Profitability & Capital Efficiency
Looking at how effectively the company deploy capital, ROIC is 49.35%, WACC is 6.40%, and the economic spread is 42.95%. On balance, the company is earning returns on capital well in excess of what investors and creditors require — the defining characteristic of a high-quality compounding company. Supporting metrics show ROE at N/A and ROA at 4.91%, a combination that helps frame whether profitability strength is broad enough to hold through different market conditions. Taken together, the return profile suggests a company with credible compounding capacity if current operating execution persists.
Valuation
From a pricing standpoint, the company sits at trailing P/E of 25.44, forward P/E of 20.22, PEG of 1.38. The gap between trailing and forward multiples is meaningful but not wide — the market appears to be pricing a constructive but controlled earnings trajectory. Growth-adjusted valuation is compelling at this PEG level — the multiple appears reasonable given the expected earnings trajectory. A current ratio reading of 0.88 suggests the company carries less short-term financial cushion than the broader market average. In total, the multiple and liquidity readings describe a company where valuation is a secondary risk relative to earnings delivery — the numbers are defensible if estimates hold.
Margins & Cash Generation
Across the three margin layers, gross margin sits at 3.50%, operating margin at 1.42%, and free cash flow margin at 2.46%. The company's gross margins are below average, reflecting sectors where input costs consume the majority of revenue. The company's operating margins are minimal, reflecting a company where overhead costs are not yet well absorbed by revenues. At this level, free cash flow is not a meaningful source of financial flexibility for the company's underlying the company. This margin configuration supports a cautious interpretation: profitability exists, though durability is less certain under stress.
Growth & Forward Outlook
Two key indicators frame the near-term view: TTM revenue growth of 11.40% a signal of steady demand without the volatility of high-growth names, while the estimated 12-month price change of 9.09%, where implied appreciation is modest based on current target assumptions.
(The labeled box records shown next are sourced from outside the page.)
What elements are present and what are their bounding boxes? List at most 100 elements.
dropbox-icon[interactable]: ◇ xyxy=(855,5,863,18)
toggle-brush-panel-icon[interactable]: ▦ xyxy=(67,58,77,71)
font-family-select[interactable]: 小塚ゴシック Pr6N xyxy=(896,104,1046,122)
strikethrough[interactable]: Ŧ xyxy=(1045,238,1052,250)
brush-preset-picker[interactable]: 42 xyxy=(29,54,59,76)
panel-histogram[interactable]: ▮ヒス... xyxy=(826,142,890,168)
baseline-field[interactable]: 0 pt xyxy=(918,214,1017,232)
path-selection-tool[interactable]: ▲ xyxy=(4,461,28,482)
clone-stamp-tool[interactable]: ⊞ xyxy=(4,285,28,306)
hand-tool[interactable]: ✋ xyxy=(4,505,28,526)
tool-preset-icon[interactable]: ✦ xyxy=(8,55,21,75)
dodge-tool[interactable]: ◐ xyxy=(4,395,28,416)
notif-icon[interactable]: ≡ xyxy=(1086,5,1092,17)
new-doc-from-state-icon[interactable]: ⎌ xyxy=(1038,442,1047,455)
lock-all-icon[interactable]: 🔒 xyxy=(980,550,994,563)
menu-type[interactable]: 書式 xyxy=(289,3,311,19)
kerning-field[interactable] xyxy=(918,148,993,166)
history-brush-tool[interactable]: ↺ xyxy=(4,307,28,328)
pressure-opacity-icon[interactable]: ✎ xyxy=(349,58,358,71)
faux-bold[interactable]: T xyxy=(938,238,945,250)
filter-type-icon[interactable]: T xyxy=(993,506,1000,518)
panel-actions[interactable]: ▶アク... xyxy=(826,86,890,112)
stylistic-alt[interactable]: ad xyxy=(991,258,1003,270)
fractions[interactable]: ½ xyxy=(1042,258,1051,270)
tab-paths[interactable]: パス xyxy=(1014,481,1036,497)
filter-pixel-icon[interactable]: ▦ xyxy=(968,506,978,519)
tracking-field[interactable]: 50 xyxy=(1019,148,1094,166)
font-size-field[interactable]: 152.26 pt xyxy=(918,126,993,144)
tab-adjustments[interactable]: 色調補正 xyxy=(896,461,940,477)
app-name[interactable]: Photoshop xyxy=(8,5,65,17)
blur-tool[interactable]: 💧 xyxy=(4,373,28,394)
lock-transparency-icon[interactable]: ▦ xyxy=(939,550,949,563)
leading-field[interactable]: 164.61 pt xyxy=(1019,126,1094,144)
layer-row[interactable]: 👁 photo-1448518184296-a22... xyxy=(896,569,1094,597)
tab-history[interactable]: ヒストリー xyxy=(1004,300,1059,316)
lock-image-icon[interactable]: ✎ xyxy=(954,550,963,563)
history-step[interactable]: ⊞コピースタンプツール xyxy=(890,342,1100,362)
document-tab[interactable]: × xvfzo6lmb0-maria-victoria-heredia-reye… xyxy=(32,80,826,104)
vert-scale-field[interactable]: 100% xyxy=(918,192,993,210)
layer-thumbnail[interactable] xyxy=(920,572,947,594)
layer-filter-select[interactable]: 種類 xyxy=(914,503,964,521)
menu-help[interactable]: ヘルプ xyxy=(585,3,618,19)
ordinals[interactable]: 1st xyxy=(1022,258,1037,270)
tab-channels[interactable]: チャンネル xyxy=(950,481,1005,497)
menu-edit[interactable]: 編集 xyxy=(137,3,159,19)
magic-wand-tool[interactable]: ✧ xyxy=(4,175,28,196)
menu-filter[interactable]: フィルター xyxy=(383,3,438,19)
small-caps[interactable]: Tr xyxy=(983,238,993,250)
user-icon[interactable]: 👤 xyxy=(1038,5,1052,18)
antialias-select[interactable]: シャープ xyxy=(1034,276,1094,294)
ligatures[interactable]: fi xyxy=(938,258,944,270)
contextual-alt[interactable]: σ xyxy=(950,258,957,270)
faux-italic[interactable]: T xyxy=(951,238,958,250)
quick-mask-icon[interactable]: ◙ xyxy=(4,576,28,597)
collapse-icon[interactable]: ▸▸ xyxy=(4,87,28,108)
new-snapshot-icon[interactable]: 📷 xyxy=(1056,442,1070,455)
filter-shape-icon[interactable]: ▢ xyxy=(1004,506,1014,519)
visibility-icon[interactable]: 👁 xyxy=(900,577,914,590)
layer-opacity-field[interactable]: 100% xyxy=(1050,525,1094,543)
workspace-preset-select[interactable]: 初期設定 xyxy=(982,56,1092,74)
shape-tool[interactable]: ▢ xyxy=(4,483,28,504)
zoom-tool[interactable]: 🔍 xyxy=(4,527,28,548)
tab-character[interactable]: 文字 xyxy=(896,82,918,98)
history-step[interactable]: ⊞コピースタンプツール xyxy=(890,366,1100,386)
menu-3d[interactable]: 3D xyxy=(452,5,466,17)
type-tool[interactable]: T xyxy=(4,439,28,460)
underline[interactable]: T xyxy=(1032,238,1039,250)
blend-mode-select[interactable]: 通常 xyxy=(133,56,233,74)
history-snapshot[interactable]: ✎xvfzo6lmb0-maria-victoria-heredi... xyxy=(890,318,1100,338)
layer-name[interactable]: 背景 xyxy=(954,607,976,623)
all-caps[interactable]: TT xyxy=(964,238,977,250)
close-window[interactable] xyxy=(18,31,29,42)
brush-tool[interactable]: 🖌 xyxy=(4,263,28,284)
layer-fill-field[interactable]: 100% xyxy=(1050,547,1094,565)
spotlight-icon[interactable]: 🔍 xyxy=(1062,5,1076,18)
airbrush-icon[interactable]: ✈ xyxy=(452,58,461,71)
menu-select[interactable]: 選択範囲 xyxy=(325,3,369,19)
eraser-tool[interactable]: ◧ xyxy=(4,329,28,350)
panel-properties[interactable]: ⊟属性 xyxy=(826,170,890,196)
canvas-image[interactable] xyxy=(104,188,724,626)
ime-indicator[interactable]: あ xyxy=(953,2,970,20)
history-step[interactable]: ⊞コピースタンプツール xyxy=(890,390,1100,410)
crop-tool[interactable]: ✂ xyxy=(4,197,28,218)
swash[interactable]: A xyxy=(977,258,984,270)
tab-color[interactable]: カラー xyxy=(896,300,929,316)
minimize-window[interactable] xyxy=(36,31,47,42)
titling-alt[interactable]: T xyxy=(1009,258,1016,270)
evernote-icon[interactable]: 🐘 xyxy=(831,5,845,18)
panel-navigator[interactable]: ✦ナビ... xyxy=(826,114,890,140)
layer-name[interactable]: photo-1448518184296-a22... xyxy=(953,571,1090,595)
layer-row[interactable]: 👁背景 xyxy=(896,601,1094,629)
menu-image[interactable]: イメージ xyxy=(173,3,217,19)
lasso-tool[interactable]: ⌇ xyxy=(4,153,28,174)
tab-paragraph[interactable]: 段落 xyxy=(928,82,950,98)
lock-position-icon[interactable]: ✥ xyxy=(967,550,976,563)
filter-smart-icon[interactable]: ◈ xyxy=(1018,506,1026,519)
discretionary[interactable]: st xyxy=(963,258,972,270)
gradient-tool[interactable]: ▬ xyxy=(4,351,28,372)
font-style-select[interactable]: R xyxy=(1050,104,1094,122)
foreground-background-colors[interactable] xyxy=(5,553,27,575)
The near-term return case is built on whether reported trends and analyst projections can remain close enough to make current prices look justified. Whether the setup resolves positively or negatively will depend as much on the macro backdrop as on the capacity of the company to deliver against current estimates. The estimated 12-month price change is based on analyst consensus price target estimates, sourced from publicly available data, and should not be interpreted as a reliable prediction of future performance.
Conclusion
Strong BuyThe full scorecard here is hard to argue with: capital efficiency is strong, margins are healthy, and growth is being priced constructively.
This summary is based on publicly available quantitative data and is not intended as investment advice. Carefully consider your personal financial circumstances before making any decisions.